I'm currently migrating from matlab to R, and trying to find out if what I want to do is possible.
I want to estimate a non-linear model in R where the observations are US states. The wrinkle is that one of the independent variables is a state-level index over counties, calculated using a parameter to be estimated, i.e. the model looks like this:
log(Y_s) = log(phi) + log(f(theta, X_cs)) + u_s
where Y_s is a state-level variable and X_cs is a vector containing county-level observations of a variable within the state, and f() returns a scalar value of the index calculated for the state.
So far I've tried using R's nls
function while transforming the data as it's passed to the function. Abstracting from the details of the index, a simpler version of the code looks like this:
library(dplyr)
state <- c("AK", "AK", "CA", "CA", "MA", "MA", "NY", "NY")

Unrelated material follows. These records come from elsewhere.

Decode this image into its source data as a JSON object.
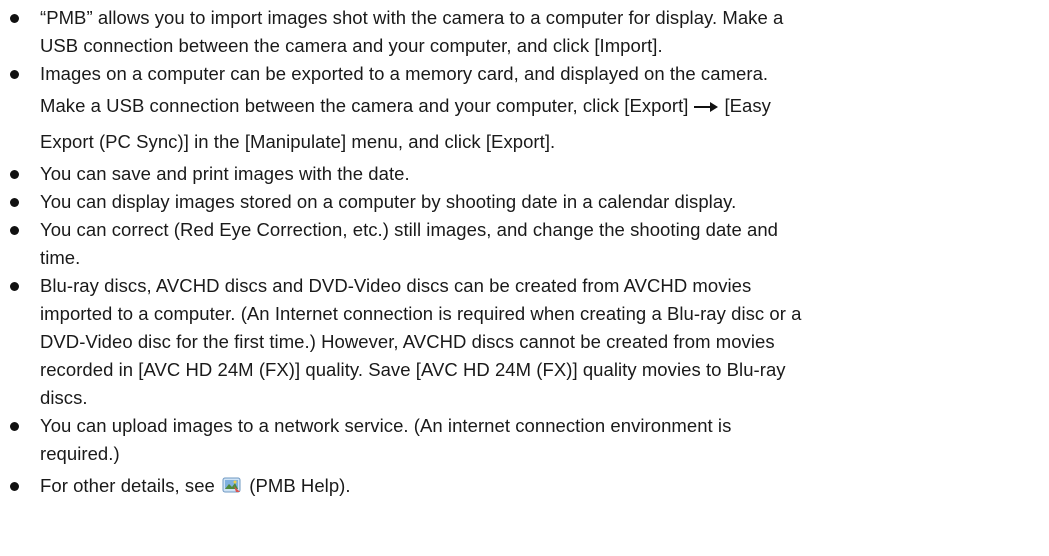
{
  "items": [
    {
      "lines": [
        "“PMB” allows you to import images shot with the camera to a computer for display. Make a",
        "USB connection between the camera and your computer, and click [Import]."
      ]
    },
    {
      "lines": [
        "Images on a computer can be exported to a memory card, and displayed on the camera.",
        "Make a USB connection between the camera and your computer, click [Export]",
        "[Easy",
        "Export (PC Sync)] in the [Manipulate] menu, and click [Export]."
      ]
    },
    {
      "lines": [
        "You can save and print images with the date."
      ]
    },
    {
      "lines": [
        "You can display images stored on a computer by shooting date in a calendar display."
      ]
    },
    {
      "lines": [
        "You can correct (Red Eye Correction, etc.) still images, and change the shooting date and",
        "time."
      ]
    },
    {
      "lines": [
        "Blu-ray discs, AVCHD discs and DVD-Video discs can be created from AVCHD movies",
        "imported to a computer. (An Internet connection is required when creating a Blu-ray disc or a",
        "DVD-Video disc for the first time.) However, AVCHD discs cannot be created from movies",
        "recorded in [AVC HD 24M (FX)] quality. Save [AVC HD 24M (FX)] quality movies to Blu-ray",
        "discs."
      ]
    },
    {
      "lines": [
        "You can upload images to a network service. (An internet connection environment is",
        "required.)"
      ]
    },
    {
      "lines": [
        "For other details, see",
        "(PMB Help)."
      ]
    }
  ],
  "icons": {
    "arrow": "right-arrow-icon",
    "help": "pmb-help-icon"
  }
}
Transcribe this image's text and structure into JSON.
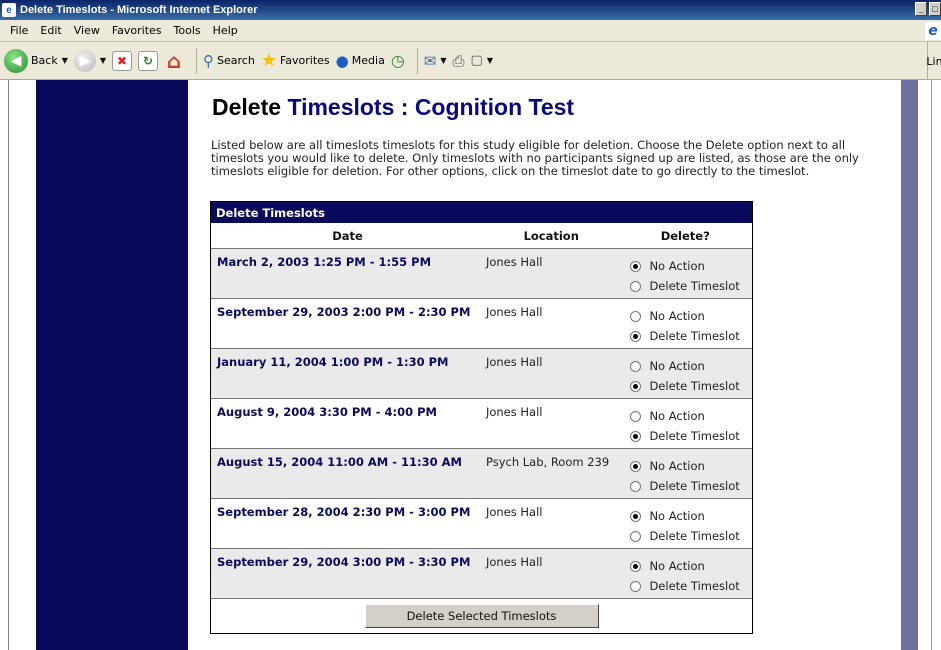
{
  "window": {
    "title": "Delete Timeslots - Microsoft Internet Explorer",
    "controls": [
      "_",
      "□"
    ]
  },
  "menubar": {
    "items": [
      "File",
      "Edit",
      "View",
      "Favorites",
      "Tools",
      "Help"
    ]
  },
  "toolbar": {
    "back_label": "Back",
    "search_label": "Search",
    "favorites_label": "Favorites",
    "media_label": "Media",
    "links_label": "Lin"
  },
  "page": {
    "title_prefix": "Delete",
    "title_accent": "Timeslots : Cognition Test",
    "intro": "Listed below are all timeslots timeslots for this study eligible for deletion. Choose the Delete option next to all timeslots you would like to delete. Only timeslots with no participants signed up are listed, as those are the only timeslots eligible for deletion. For other options, click on the timeslot date to go directly to the timeslot."
  },
  "table": {
    "heading": "Delete Timeslots",
    "columns": [
      "Date",
      "Location",
      "Delete?"
    ],
    "option_labels": [
      "No Action",
      "Delete Timeslot"
    ],
    "rows": [
      {
        "date": "March 2, 2003 1:25 PM - 1:55 PM",
        "location": "Jones Hall",
        "selected": "No Action"
      },
      {
        "date": "September 29, 2003 2:00 PM - 2:30 PM",
        "location": "Jones Hall",
        "selected": "Delete Timeslot"
      },
      {
        "date": "January 11, 2004 1:00 PM - 1:30 PM",
        "location": "Jones Hall",
        "selected": "Delete Timeslot"
      },
      {
        "date": "August 9, 2004 3:30 PM - 4:00 PM",
        "location": "Jones Hall",
        "selected": "Delete Timeslot"
      },
      {
        "date": "August 15, 2004 11:00 AM - 11:30 AM",
        "location": "Psych Lab, Room 239",
        "selected": "No Action"
      },
      {
        "date": "September 28, 2004 2:30 PM - 3:00 PM",
        "location": "Jones Hall",
        "selected": "No Action"
      },
      {
        "date": "September 29, 2004 3:00 PM - 3:30 PM",
        "location": "Jones Hall",
        "selected": "No Action"
      }
    ],
    "submit_label": "Delete Selected Timeslots"
  },
  "colors": {
    "nav_bar": "#0a0a5c",
    "accent_text": "#0a0a7a",
    "right_bar": "#6e6e9f"
  }
}
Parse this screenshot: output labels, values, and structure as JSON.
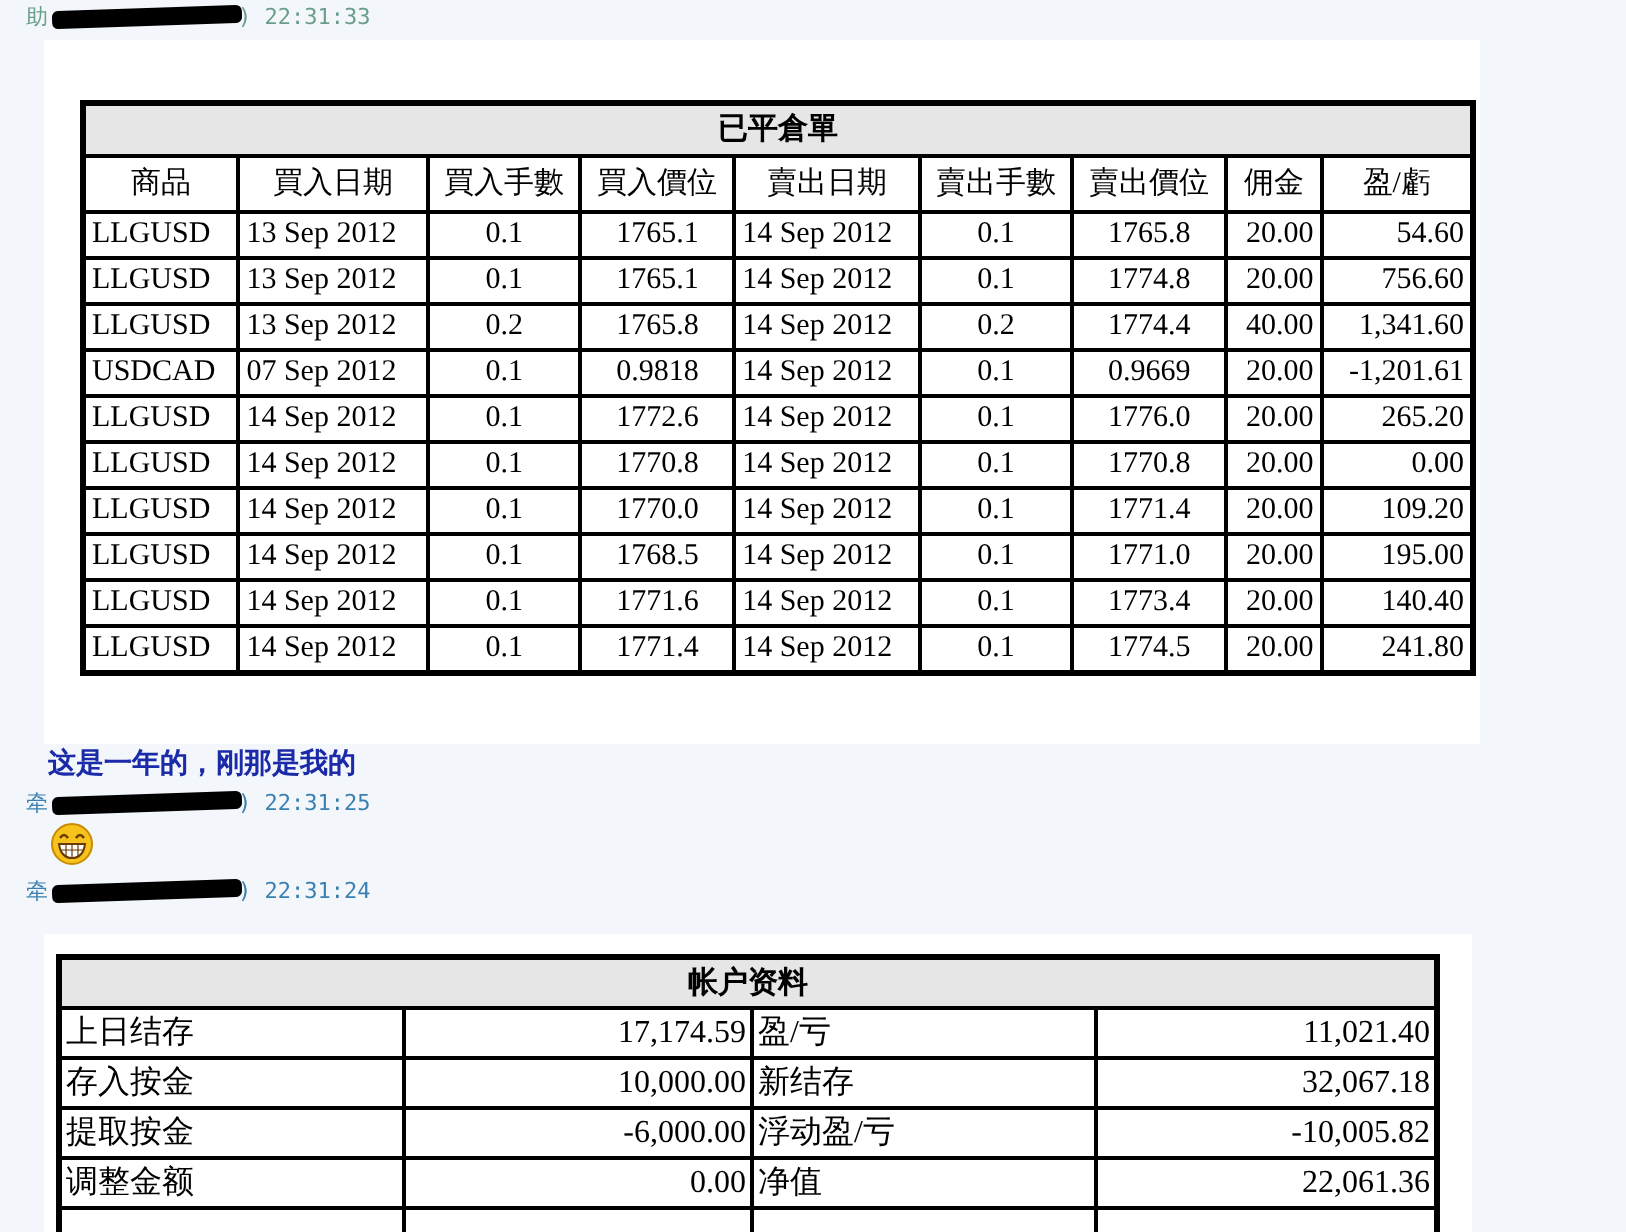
{
  "chat": [
    {
      "kind": "header",
      "sender": "助",
      "time": ") 22:31:33",
      "color": "#6a9e8a"
    },
    {
      "kind": "trades",
      "title": "已平倉單",
      "columns": [
        "商品",
        "買入日期",
        "買入手數",
        "買入價位",
        "賣出日期",
        "賣出手數",
        "賣出價位",
        "佣金",
        "盈/虧"
      ],
      "rows": [
        [
          "LLGUSD",
          "13 Sep 2012",
          "0.1",
          "1765.1",
          "14 Sep 2012",
          "0.1",
          "1765.8",
          "20.00",
          "54.60"
        ],
        [
          "LLGUSD",
          "13 Sep 2012",
          "0.1",
          "1765.1",
          "14 Sep 2012",
          "0.1",
          "1774.8",
          "20.00",
          "756.60"
        ],
        [
          "LLGUSD",
          "13 Sep 2012",
          "0.2",
          "1765.8",
          "14 Sep 2012",
          "0.2",
          "1774.4",
          "40.00",
          "1,341.60"
        ],
        [
          "USDCAD",
          "07 Sep 2012",
          "0.1",
          "0.9818",
          "14 Sep 2012",
          "0.1",
          "0.9669",
          "20.00",
          "-1,201.61"
        ],
        [
          "LLGUSD",
          "14 Sep 2012",
          "0.1",
          "1772.6",
          "14 Sep 2012",
          "0.1",
          "1776.0",
          "20.00",
          "265.20"
        ],
        [
          "LLGUSD",
          "14 Sep 2012",
          "0.1",
          "1770.8",
          "14 Sep 2012",
          "0.1",
          "1770.8",
          "20.00",
          "0.00"
        ],
        [
          "LLGUSD",
          "14 Sep 2012",
          "0.1",
          "1770.0",
          "14 Sep 2012",
          "0.1",
          "1771.4",
          "20.00",
          "109.20"
        ],
        [
          "LLGUSD",
          "14 Sep 2012",
          "0.1",
          "1768.5",
          "14 Sep 2012",
          "0.1",
          "1771.0",
          "20.00",
          "195.00"
        ],
        [
          "LLGUSD",
          "14 Sep 2012",
          "0.1",
          "1771.6",
          "14 Sep 2012",
          "0.1",
          "1773.4",
          "20.00",
          "140.40"
        ],
        [
          "LLGUSD",
          "14 Sep 2012",
          "0.1",
          "1771.4",
          "14 Sep 2012",
          "0.1",
          "1774.5",
          "20.00",
          "241.80"
        ]
      ]
    },
    {
      "kind": "text",
      "text": "这是一年的，刚那是我的"
    },
    {
      "kind": "header",
      "sender": "牵",
      "time": ") 22:31:25",
      "color": "#3b7fb0"
    },
    {
      "kind": "emoji"
    },
    {
      "kind": "header",
      "sender": "牵",
      "time": ") 22:31:24",
      "color": "#3b7fb0"
    },
    {
      "kind": "account",
      "title": "帐户资料",
      "rows": [
        [
          "上日结存",
          "17,174.59",
          "盈/亏",
          "11,021.40"
        ],
        [
          "存入按金",
          "10,000.00",
          "新结存",
          "32,067.18"
        ],
        [
          "提取按金",
          "-6,000.00",
          "浮动盈/亏",
          "-10,005.82"
        ],
        [
          "调整金额",
          "0.00",
          "净值",
          "22,061.36"
        ]
      ]
    }
  ]
}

Y <- c(3, 3, 5, 5, 6, 6, 4, 4)
X <- c(4, 5, 2, 3, 3, 5, 3, 7)
Sample <- data.frame(state, Y, X)
f <- function(data, theta) {
output <- data %>%
group_by(state) %>%
summarise(index = mean(X**theta),
Y = mean(Y))
}
model <- nls(Y ~ log(phi) + log(index),
data = f(Sample, theta),
start = list(phi = exp(3), theta = 1.052))
This returns an error, telling me that the gradient is singular. My guess is it's because R can't see how the parameter theta
should be used in the formula.
Is there a way to do this using nls
? I know I could define the criterion function to be minimised manually, i.e. log(Y_s) - log(phi) - log(f(theta, X_cs))
, and use a minimisation routine to estimate the parameter values. But I want to use the postestimation features of nls
, like having a confidence interval for the parameter estimates. Any help much appreciated.